Sometimes you have to start a business to get the lifestyle you want.
One spring day in 2019, on one of my last days of work at Denver Food Rescue, I was driving into work when I saw something that would change my life. Stopped at a red light, I looked to my left and saw what looked like a Back to the Future fan's version of a VW hippie van; the hair-metal offspring of a Mercedes Sprinter and Vanagon. What is that? I had been looking into 4x4 vans for weeks prior, planning my #vanlife summer after seven demanding years running a startup nonprofit. What I had uncovered in my search was the fact that we had reached peak #vanlife in the West, leading to exorbitant prices on 4-wheel-drive adventure vans. A van from the early 80s with 200k miles for $40 grand? No thanks. As the light turned green I caught a glance of the emblem: "Mitsubishi Delica."
A quick search taught me what I saw was a four-wheel-drive, turbo diesel, compact minivan from Japan. While never exported to the US, they were all the rage in the early 90s across the pacific. Fuel efficient, short wheel base, and dorky as hell: this was the van for me. Relatively affordable Stateside, and a profit could apparently be made bringing them over to the US from Japan and selling them to skiers, climbers, and adventure seekers. That's when a friend had an idea: If you import a few of these things, you get one for yourself for free! Inspired, I called my friend Jay and asked if he wanted to go into business importing vans from Japan. He obliged, on the condition I met in Bangkok, Thailand that next weekend to pick up his investment, but that's another story... Next thing you know, four vans showed up to my house in Denver on the back of a semi.
But in fact, it wasn't "next thing you know." My brother and business partner, Cameron Wyatt, took 5 months and a huge stack of paperwork to pull off this trans-pacific deal. This process would not have been doable if my brother had not found a local business partner in Japan, who helped us overcome language barriers and understand the complex process. By the time the four 1992 Mitsubishi Delicas had reached Colorado, we had even created a little business, Dirtbag Vans, to facilitate the sale of the three vans not my own. Cam did a great job getting these beauties across the ocean, and an even better job selling them. We sold out within the first few months, and he's already working on getting the next shipment over.
After settling my affairs in Denver, I rigged a bed and storage system in my personal Delica, and headed into the mountains, where I spent the summer traveling around Colorado. My goal was to ski, run, climb, or bike everyday, enjoying as many moments above tree line as possible. I had a lot of reflecting to do post Denver Food Rescue, and visioning for my next chapter. The tranquility of camping daily in our National Forests, and ability to drive over stumps, up mountains, and through rivers to get there, gave me the exhale I needed. My Delica also served as a nice home base for family camping trips, as pictured above.

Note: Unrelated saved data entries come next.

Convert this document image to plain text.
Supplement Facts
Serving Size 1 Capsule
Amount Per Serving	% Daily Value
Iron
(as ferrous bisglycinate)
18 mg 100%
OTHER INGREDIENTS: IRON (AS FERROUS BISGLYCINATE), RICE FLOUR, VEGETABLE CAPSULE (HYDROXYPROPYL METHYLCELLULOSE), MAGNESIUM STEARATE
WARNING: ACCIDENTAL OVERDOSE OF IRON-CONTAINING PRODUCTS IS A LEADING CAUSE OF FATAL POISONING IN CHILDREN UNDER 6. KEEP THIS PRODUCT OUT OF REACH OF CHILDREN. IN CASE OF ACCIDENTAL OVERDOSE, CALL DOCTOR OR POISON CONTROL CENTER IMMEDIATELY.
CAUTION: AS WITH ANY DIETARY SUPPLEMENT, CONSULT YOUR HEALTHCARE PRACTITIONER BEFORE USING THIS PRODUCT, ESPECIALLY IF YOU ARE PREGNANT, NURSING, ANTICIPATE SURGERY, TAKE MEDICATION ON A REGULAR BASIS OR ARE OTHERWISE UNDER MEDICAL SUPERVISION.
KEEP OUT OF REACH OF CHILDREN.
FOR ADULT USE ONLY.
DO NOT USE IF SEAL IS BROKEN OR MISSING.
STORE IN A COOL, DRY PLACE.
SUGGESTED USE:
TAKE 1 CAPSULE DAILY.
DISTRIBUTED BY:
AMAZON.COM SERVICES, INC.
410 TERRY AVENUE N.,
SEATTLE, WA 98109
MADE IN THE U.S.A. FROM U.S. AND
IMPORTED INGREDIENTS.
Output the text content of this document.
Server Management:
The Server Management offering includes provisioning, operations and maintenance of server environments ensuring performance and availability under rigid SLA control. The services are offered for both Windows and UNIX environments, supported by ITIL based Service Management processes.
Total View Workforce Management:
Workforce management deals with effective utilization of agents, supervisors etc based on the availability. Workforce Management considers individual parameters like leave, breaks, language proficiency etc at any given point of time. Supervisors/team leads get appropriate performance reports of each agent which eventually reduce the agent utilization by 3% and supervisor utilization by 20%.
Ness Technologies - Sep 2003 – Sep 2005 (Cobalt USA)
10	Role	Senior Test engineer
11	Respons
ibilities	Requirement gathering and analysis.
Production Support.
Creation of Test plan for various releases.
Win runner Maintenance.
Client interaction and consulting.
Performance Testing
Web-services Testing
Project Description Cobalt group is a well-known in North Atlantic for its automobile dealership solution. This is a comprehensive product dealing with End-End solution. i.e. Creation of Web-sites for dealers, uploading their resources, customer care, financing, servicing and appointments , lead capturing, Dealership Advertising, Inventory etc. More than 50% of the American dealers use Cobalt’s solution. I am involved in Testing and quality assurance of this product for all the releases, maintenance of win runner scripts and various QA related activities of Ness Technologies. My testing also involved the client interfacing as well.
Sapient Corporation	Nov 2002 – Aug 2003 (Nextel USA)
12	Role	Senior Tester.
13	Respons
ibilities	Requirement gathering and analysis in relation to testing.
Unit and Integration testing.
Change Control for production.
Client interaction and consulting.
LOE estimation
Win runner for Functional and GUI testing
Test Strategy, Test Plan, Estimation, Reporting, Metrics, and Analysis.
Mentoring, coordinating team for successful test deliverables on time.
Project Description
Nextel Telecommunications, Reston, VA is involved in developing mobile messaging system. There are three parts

I am a big fan of #vanlife, however trendy it has become. I think spending the majority of one's time outside, being more aware of the weather, moon, wildlife; being colder when it's colder, and going home to a place without cell service, is a practice of gratitude. It's also a reminder of the importance to protect the land van-lifers - and all outdoor folks - call home. That's why we're donating money to Conservation Colorado for every van we sell. Our public lands belong to you! Please protect it as you do your personal property.